Kenna is tired of being “normal.” The only thing special about her is that she’s isn’t special at all. Which is frustrating when you’re constantly surrounded by superheroes. Her best friend, her ex-boyfriend, practically everyone she knows has some talent or power. Sure, Kenna’s smart and independent, but as an ordinary girl in an extraordinary world, it’s hard not to feel inferior.
So when three villains break into the lab where she interns, Kenna refuses to be a victim. She stands her ground. She’s not about to let criminals steal the research that will make her extraordinary too.

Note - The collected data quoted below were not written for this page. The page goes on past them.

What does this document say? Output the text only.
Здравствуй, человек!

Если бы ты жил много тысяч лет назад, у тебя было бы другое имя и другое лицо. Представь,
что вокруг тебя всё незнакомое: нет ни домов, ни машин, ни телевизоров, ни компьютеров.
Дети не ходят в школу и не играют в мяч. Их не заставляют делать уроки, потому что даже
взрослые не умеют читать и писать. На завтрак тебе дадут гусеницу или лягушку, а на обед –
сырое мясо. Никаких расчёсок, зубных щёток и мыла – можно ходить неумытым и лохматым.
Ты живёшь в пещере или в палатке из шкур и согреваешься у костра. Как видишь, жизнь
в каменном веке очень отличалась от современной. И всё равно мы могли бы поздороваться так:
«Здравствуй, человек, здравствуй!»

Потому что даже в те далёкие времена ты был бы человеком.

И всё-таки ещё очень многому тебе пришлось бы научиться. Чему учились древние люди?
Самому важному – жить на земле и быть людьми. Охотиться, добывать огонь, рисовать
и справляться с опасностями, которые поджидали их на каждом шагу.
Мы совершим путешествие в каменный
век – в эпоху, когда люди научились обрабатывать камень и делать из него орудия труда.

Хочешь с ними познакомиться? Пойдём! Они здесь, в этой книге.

But in the heat of battle, secrets are spilled and one of the villains saves her life. Twice. Suddenly, everything Kenna thought she knew about good and evil, heroes and villains is upended. And to protect her life and those she loves, she must team up with her sworn enemies on a mission that will redefine what it means to be powerful and powerless..
This urban fantasy in a world of heroes vs villains, was at first, pretty simplistic. There are heroes, there are villains – Kenna is a powerless girl (an ordinary) despite being born to a superhero, and has grown up believing heroes are good. Naturally, it turns out to be a giant conspiracy and the fact that it is not black and white becomes obvious pretty soon. When she sees the depravity the so-called heroes can descend to, she teams up with a bunch of teen villains to rescue innocents and bring down the system.

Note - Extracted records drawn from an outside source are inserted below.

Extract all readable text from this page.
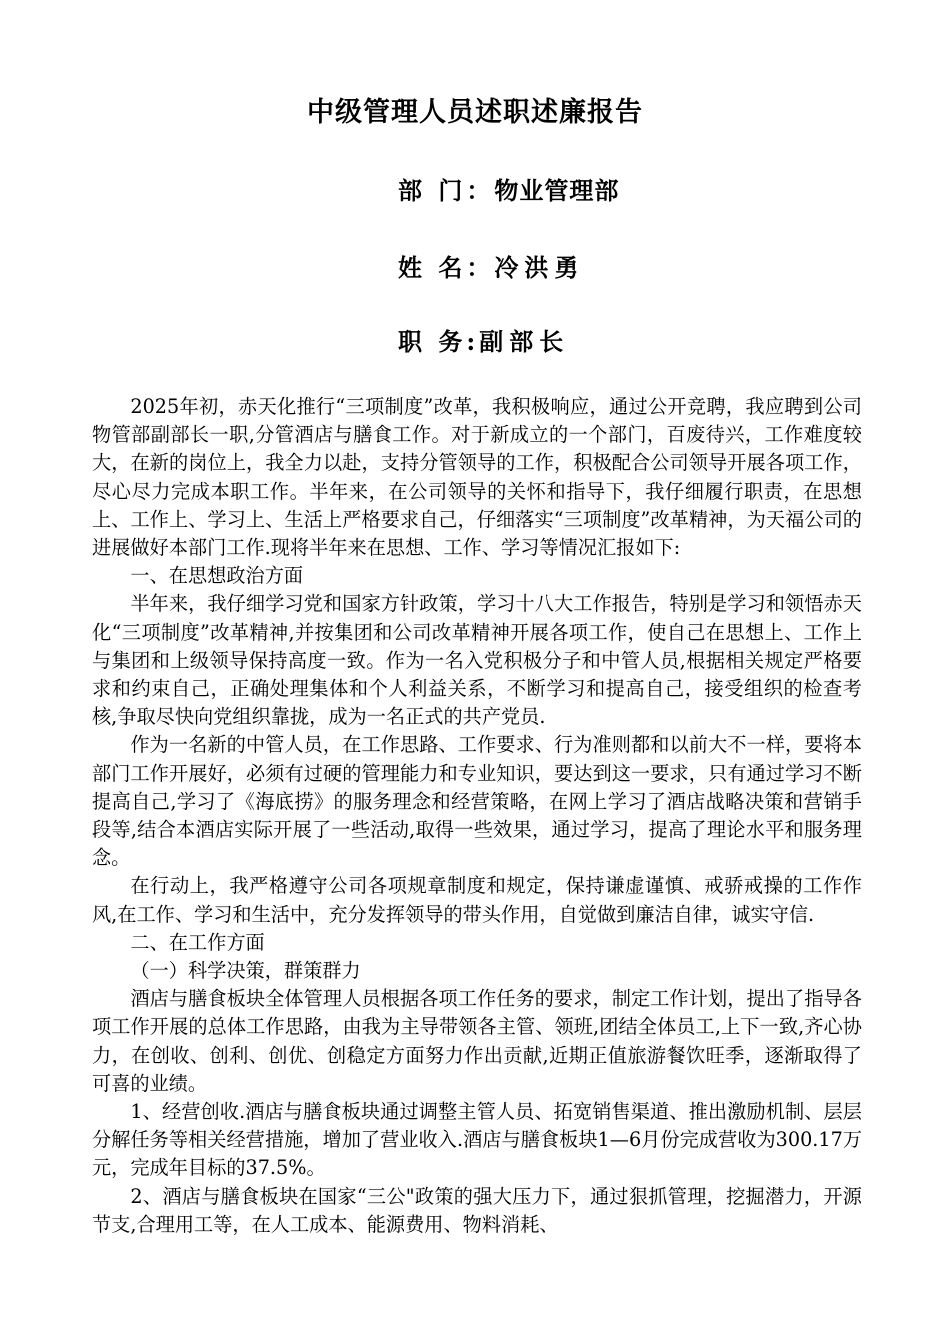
中级管理人员述职述廉报告
部 门：物业管理部
姓 名：冷洪勇
职 务:副部长

2025年初，赤天化推行“三项制度”改革，我积极响应，通过公开竞聘，我应聘到公司物管部副部长一职,分管酒店与膳食工作。对于新成立的一个部门，百废待兴，工作难度较大，在新的岗位上，我全力以赴，支持分管领导的工作，积极配合公司领导开展各项工作，尽心尽力完成本职工作。半年来，在公司领导的关怀和指导下，我仔细履行职责，在思想上、工作上、学习上、生活上严格要求自己，仔细落实“三项制度”改革精神，为天福公司的进展做好本部门工作.现将半年来在思想、工作、学习等情况汇报如下:

一、在思想政治方面

半年来，我仔细学习党和国家方针政策，学习十八大工作报告，特别是学习和领悟赤天化“三项制度”改革精神,并按集团和公司改革精神开展各项工作，使自己在思想上、工作上与集团和上级领导保持高度一致。作为一名入党积极分子和中管人员,根据相关规定严格要求和约束自己，正确处理集体和个人利益关系，不断学习和提高自己，接受组织的检查考核,争取尽快向党组织靠拢，成为一名正式的共产党员.

作为一名新的中管人员，在工作思路、工作要求、行为准则都和以前大不一样，要将本部门工作开展好，必须有过硬的管理能力和专业知识，要达到这一要求，只有通过学习不断提高自己,学习了《海底捞》的服务理念和经营策略，在网上学习了酒店战略决策和营销手段等,结合本酒店实际开展了一些活动,取得一些效果，通过学习，提高了理论水平和服务理念。

在行动上，我严格遵守公司各项规章制度和规定，保持谦虚谨慎、戒骄戒操的工作作风,在工作、学习和生活中，充分发挥领导的带头作用，自觉做到廉洁自律，诚实守信.

二、在工作方面

（一）科学决策，群策群力

酒店与膳食板块全体管理人员根据各项工作任务的要求，制定工作计划，提出了指导各项工作开展的总体工作思路，由我为主导带领各主管、领班,团结全体员工,上下一致,齐心协力，在创收、创利、创优、创稳定方面努力作出贡献,近期正值旅游餐饮旺季，逐渐取得了可喜的业绩。

1、经营创收.酒店与膳食板块通过调整主管人员、拓宽销售渠道、推出激励机制、层层分解任务等相关经营措施，增加了营业收入.酒店与膳食板块1—6月份完成营收为300.17万元，完成年目标的37.5%。

2、酒店与膳食板块在国家“三公"政策的强大压力下，通过狠抓管理，挖掘潜力，开源节支,合理用工等，在人工成本、能源费用、物料消耗、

Now, while it started simple, pretty soon I was starting to have a lot of questions about the world. The plot is good, fast-paced, and the storyline is action-packed, but it does not leave much room for development of the world or the characters. We see villains being probably good, but why are they labelled villains. The marks on them appear on their own, so what decides whether they are sorted as heroes or as villains. And I didn’t get the whole superheroes-in-secret thing, either – like if the villains were as bad, you would think there would be some reported cases of super-powered occurences. Even in the canon of comic-book superhero worlds, there is public knowledge of them. I do hope these things get addressed in the sequel, because this series is off to a promising start.